Lumi doesn’t dispute it was the cause of the missing questions. But MD Andrej Vladar assures Currency the problem was due to human error on Lumi’s part “not the technology or platform”.
As for the CIPC, its senior legal adviser Lucinda Steenkamp tells Currency the issue is being dealt with by CIPC investigators and the commission “cannot comment at this point”. However, subsequently the CIPC issued a notice saying it declined to investigate Just Share’s complaint because the complaint did not “allege any facts which, if proven, would constitute grounds for a remedy under the Companies Act, 2008”.

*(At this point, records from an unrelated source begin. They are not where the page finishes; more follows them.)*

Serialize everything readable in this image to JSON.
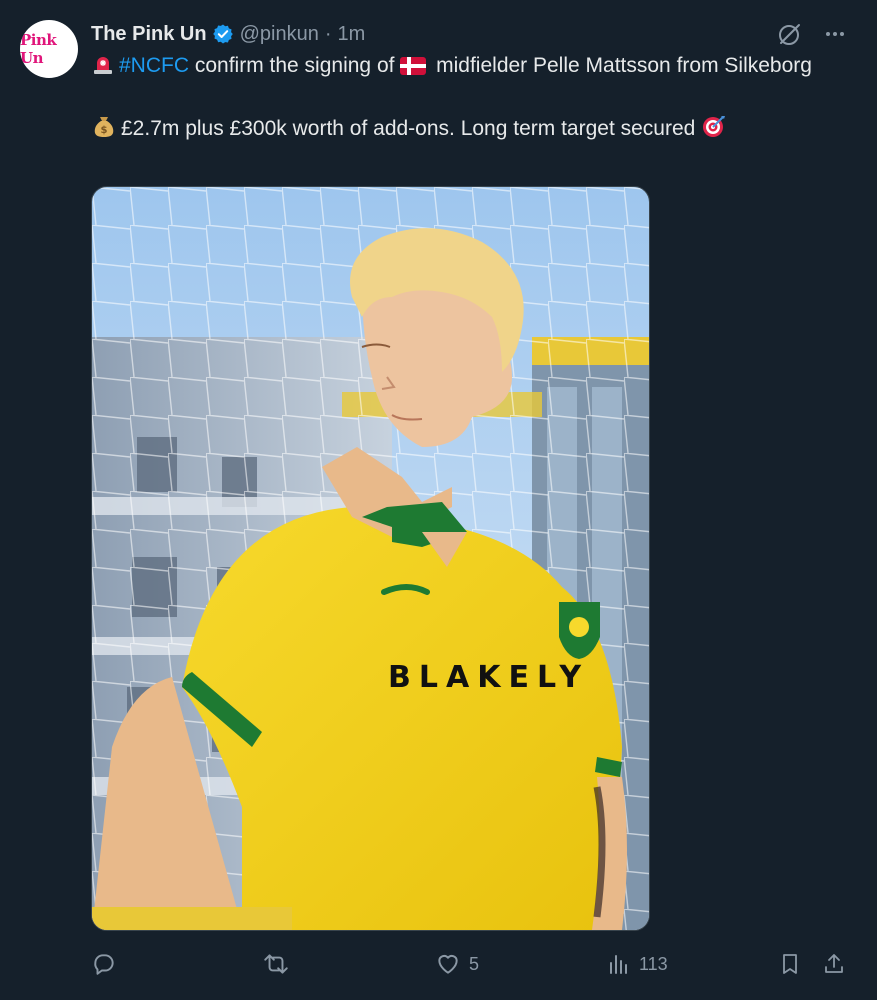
{
  "tweet": {
    "avatar_text": "Pink Un",
    "display_name": "The Pink Un",
    "handle": "@pinkun",
    "separator": "·",
    "time": "1m",
    "line1_hashtag": "#NCFC",
    "line1_before_flag": " confirm the signing of ",
    "line1_after_flag": " midfielder Pelle Mattsson from Silkeborg",
    "line2": "£2.7m plus £300k worth of add-ons. Long term target secured",
    "shirt_sponsor": "BLAKELY"
  },
  "actions": {
    "reply_count": "",
    "retweet_count": "",
    "like_count": "5",
    "views_count": "113"
  },
  "icons": {
    "verified": "verified-badge-icon",
    "grok": "grok-icon",
    "more": "more-icon",
    "siren": "siren-emoji-icon",
    "flag": "denmark-flag-icon",
    "money": "money-bag-emoji-icon",
    "target": "target-emoji-icon",
    "reply": "reply-icon",
    "retweet": "retweet-icon",
    "like": "heart-icon",
    "views": "views-icon",
    "bookmark": "bookmark-icon",
    "share": "share-icon"
  },
  "colors": {
    "background": "#15202b",
    "text": "#e7e9ea",
    "muted": "#8b98a5",
    "link": "#1d9bf0",
    "brand_pink": "#e0157a",
    "shirt_yellow": "#f2cf1a",
    "shirt_green": "#1e7a32"
  }
}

It seems the CIPC was satisfied that Ninety One had answered the questions – even if it was in writing long after the AGM had closed. “This is disappointing because, as we made clear in our complaint, being able to engage with the board in real time is the crux of the AGM, and Ninety One’s AGM denied shareholders the ability to do so,” Blizzard says.
She describes it as a missed opportunity for the CIPC to provide clarity in an area that has caused and continues to cause frustration for shareholders where companies conduct electronic and hybrid AGMs. “While the benefit of electronic AGMs is clear, including making the meetings more accessible, the risks around technical issues are very real. Technical issues cannot be used as a reason for non-compliance with basic shareholder rights,” she says.

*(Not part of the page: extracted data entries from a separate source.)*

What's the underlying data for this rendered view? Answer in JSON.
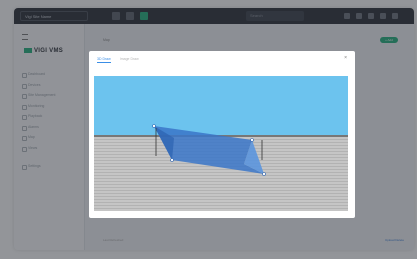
{
  "topbar": {
    "site_select": "Vigi Site Name",
    "search_placeholder": "Search",
    "icons": [
      "grid-icon",
      "settings-icon",
      "map-icon",
      "bell-icon",
      "user-icon"
    ]
  },
  "sidebar": {
    "logo": "VIGI VMS",
    "items": [
      {
        "label": "Dashboard"
      },
      {
        "label": "Devices"
      },
      {
        "label": "Site Management"
      },
      {
        "label": "Monitoring"
      },
      {
        "label": "Playback"
      },
      {
        "label": "Alarms"
      },
      {
        "label": "Map"
      },
      {
        "label": "Views"
      },
      {
        "label": "Settings"
      }
    ]
  },
  "content": {
    "tab_label": "Map",
    "add_label": "+ Add",
    "footer_left": "Last Refreshed",
    "footer_right": "Upload   Delete"
  },
  "modal": {
    "tabs": [
      "3D Draw",
      "Image Draw"
    ],
    "close_symbol": "×",
    "colors": {
      "sky": "#6cc3ee",
      "ground": "#bdbdbd",
      "polygon": "#3a76c8",
      "polygon_light": "#5b95dd"
    }
  }
}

Ensuring corporate accountability
Currency reckons the AGM is a vital part of the corporate landscape, but it is one dealt with far too lightly by many companies and institutional shareholders. So, on behalf of all those indirect shareholders – all of us savers, and members of pension and provident funds – Currency plans to keep closer tabs on AGMs, ranking each according to a variety of criteria.
This will include: ease of accessibility, availability of in-person as well as electronic access, quality of presentation, and a fluid Q&A process allowing for unmoderated and unrestricted questions that are adequately answered.
Additional points will be awarded to those that make the minutes of the meeting (not merely the results of resolutions) available on the company’s website and bonus points to those who provide for guests, including the media.